Railway station in Orivesi, Finland

The Orivesi railway station is located in the town of Orivesi, Finland. The class IV station was built during the years 1881 to 1883. The station has been renewed several times, but the station building has remained almost unchanged in appearance. Some of the buildings in the station were transferred from Terijoki in the 1920s. The station is a crossing point between the tracks from Tampere to Haapamäki and the tracks from Orivesi to Jyväskylä.

== History ==
The construction of the Tampere–Vaasa railway through Orivesi was initiated in June 1879. At the same time, however, there was still a dispute about the alignment of the line in the Orivesi area. On 28 July 1879, the Orivesi municipal assembly proposed that the railway should be built through Hieta, Pappila and the Orivesi parish village. The advantages of the railway line were seen in that in Pappila, the present station area, there would be a connection to the ships operating on lake Längelmävesi, and in the parish village, the railway would cross with the main roads. Juho Hörtsänä of Onnistaipale and Kalle Säynäjoki and Juha Kauppi of Yliskylä demanded that the railway be routed from Siitama directly to Hirsilä, on the western side of the parish village, and refused to donate 40 sleepers per mantal to the construction site, as had been agreed between the residents to financially support the construction work.
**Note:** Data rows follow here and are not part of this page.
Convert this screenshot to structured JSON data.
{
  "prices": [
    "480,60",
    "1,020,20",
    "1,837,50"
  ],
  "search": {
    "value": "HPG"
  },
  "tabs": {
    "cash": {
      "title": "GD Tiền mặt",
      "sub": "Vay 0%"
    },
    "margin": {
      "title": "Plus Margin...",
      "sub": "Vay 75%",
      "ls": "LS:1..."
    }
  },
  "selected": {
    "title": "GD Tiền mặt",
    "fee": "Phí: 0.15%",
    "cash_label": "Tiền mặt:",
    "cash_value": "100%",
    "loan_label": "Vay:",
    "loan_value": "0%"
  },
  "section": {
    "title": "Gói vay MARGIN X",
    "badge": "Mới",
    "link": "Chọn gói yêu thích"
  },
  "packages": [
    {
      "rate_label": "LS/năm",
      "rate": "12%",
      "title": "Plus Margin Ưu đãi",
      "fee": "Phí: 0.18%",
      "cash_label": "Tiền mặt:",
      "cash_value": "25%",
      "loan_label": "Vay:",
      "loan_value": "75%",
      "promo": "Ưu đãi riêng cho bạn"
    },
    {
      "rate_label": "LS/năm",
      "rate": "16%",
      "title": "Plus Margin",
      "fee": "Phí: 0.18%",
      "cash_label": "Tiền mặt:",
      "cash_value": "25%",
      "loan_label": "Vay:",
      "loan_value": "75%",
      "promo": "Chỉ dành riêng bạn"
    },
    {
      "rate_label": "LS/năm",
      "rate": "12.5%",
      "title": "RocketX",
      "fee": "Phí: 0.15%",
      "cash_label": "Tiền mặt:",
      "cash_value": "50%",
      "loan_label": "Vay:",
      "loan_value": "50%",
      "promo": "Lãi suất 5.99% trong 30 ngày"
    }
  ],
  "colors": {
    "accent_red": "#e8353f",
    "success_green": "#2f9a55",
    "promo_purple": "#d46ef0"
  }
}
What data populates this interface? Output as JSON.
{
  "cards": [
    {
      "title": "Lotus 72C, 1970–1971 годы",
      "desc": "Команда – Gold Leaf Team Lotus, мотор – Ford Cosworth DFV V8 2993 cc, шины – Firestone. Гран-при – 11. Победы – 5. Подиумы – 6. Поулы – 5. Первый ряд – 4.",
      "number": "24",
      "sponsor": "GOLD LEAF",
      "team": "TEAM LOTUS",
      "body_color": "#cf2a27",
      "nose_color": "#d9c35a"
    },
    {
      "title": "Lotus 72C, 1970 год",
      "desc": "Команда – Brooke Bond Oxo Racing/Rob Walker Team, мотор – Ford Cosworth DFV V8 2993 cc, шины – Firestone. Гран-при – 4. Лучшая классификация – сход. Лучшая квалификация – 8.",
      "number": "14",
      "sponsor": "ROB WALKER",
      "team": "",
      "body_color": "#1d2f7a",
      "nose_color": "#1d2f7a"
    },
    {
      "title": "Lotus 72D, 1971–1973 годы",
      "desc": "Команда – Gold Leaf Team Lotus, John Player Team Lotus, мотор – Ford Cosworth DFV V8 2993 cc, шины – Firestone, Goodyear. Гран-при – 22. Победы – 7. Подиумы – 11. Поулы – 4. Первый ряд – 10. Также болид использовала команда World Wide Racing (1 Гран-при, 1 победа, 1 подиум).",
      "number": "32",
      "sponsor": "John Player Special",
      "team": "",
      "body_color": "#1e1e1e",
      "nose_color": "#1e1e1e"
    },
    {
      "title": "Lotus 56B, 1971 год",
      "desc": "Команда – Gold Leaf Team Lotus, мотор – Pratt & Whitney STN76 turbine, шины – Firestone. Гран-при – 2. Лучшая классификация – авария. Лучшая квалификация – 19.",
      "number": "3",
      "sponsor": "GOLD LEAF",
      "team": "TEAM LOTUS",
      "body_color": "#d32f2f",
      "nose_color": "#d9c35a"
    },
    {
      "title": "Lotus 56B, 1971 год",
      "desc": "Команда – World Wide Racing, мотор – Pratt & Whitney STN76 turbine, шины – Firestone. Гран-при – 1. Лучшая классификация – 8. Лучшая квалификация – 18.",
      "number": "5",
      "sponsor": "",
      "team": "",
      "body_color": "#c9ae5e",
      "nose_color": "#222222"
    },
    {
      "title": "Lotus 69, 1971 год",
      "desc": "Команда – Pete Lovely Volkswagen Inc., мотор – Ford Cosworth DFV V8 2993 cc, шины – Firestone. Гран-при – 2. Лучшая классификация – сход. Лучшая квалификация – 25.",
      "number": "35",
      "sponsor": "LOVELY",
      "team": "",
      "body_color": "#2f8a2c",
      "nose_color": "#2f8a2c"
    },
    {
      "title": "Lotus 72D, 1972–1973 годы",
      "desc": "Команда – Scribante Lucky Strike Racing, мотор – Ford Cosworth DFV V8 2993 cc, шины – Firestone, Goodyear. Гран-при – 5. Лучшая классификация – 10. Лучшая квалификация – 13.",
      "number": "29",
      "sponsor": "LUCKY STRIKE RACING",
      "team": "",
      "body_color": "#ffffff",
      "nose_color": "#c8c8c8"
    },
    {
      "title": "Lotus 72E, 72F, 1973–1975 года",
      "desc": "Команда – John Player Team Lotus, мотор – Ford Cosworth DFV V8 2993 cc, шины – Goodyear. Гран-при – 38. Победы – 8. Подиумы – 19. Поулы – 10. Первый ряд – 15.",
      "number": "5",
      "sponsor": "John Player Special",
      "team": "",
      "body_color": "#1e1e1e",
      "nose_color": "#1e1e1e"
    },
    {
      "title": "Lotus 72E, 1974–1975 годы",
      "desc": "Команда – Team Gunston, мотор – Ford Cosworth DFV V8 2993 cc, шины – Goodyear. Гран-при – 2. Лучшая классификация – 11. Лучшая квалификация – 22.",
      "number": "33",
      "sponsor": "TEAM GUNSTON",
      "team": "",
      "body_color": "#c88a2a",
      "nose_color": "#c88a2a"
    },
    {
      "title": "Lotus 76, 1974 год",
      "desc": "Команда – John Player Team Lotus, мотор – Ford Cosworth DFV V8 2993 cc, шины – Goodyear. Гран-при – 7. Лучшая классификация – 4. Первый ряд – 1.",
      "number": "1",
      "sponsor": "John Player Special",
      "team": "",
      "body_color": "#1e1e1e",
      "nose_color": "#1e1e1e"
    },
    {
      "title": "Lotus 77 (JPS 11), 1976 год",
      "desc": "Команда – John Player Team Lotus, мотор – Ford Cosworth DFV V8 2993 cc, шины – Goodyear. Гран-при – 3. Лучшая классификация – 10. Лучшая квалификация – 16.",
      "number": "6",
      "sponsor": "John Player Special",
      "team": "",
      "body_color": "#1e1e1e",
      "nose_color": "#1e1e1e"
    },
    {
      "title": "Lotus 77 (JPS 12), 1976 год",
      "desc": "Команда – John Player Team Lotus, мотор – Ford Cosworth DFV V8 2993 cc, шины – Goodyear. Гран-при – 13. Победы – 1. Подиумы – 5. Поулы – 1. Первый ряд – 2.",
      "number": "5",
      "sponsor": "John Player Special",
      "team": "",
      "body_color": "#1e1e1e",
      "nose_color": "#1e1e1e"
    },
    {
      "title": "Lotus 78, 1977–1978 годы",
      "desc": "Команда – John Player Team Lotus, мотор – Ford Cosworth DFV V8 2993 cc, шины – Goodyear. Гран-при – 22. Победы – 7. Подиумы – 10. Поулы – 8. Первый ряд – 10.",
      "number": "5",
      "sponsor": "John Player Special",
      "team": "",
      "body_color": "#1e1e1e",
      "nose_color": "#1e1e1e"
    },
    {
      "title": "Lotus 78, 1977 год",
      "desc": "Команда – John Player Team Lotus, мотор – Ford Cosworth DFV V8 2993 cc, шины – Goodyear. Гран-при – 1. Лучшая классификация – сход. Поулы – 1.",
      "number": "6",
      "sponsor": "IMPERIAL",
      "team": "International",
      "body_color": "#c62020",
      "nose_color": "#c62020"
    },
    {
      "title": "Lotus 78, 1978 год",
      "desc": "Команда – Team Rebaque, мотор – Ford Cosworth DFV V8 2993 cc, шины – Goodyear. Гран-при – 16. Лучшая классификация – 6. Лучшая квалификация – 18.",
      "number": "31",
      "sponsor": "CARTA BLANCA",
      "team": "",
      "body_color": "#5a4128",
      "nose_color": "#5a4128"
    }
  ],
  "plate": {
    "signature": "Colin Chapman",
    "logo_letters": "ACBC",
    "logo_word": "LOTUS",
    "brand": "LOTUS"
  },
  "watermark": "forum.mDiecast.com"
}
In their view, a significant amount of arable farmland would be ruined by the planned line; on the other hand, the alignment proposed by them would have passed through their forests, additionally expediting the transportation of timber. The position of the majority eventually prevailed and it was decided to build the line as originally proposed by the municipal assembly. The railway was planned to be opened for traffic in 1883, but it was completed ahead of schedule and provisional traffic could start in Orivesi on 22 November 1882. The official inauguration ceremony was held on 23 September 1883.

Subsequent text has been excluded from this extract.